Para aceder à segunda parte deste artigo: Será a França um país racista? (2/2) As sequelas de uma memória selectiva e de uma cartografia francesa « mutilada »
A Abolição da escravidão nas colónias francesas em 1848, obra do pintor francês François-Auguste Biard realizado em 1848. Dois outros nomes lhe são conhecidos: A Emancipação dos Negros, e Proclamação da liberdade dos Negros nas colónias. Uma análisa, nem que seja breve, deste quadro, basta para entender que a representação daquela altura queria dar aos republicano brancos o lindo papel de « libertadores » dos escravos negros.
O trecho seguinte é extrato de Uma teoria feminista da violência, ensaio de Françoise Vergès publicado em 2020. Ela descreve ai a dificuldade da sociedade francesa a abordar as questões de política pública (em particular as de proteção e segurança) sob o prismo racial – dificuldade que conduz a uma negação do racismo sistémico em geral.

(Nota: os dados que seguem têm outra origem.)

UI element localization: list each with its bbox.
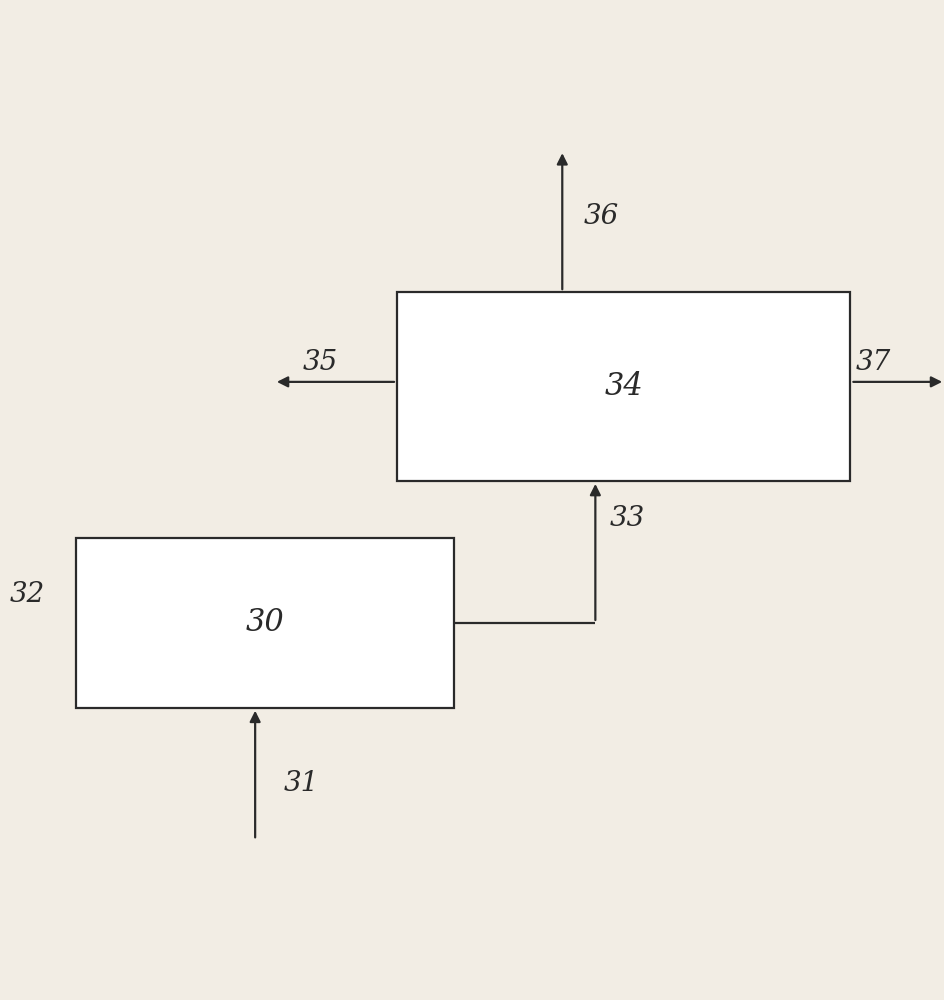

Se diferenças existêm em qualquer sociedade na gestão da proteção, podemos afirmar que o Estado patriarcal e capitalista resforçou as disparidades, as quais foram notavelmente racialisadas. Contudo, em França, é ainda muito difícil estudar e debater publicamente deste impacto em função da raça. Enquanto pesquisas sobre as diferenciações em função da classe são muitas e produziram resultados sólidos, as abordagens baseadas na raça foram negligenciadas. Nesse assunto, só podemos ficar surpreendido com o amplor com o qual as realidades da escravatura são minoradas, reduzidas a um simples ritual de memória, e a colonização considerada sob o prismo exclusivo das representações – enquanto escravatura e colonização são as matrizes da modernidade. Há ai uma negação profunda da maneira como séculos de império colonial, escravista e postescravista, marcaram a sociedade francesa, as suas artes, a sua literatura, as suas leis, as suas organizações políticas, os seus movimentos sindicais, os seus feminismos.
Françoise Vergès, Uma teoria feminista da violência. Para uma política antiracista da proteção (2020).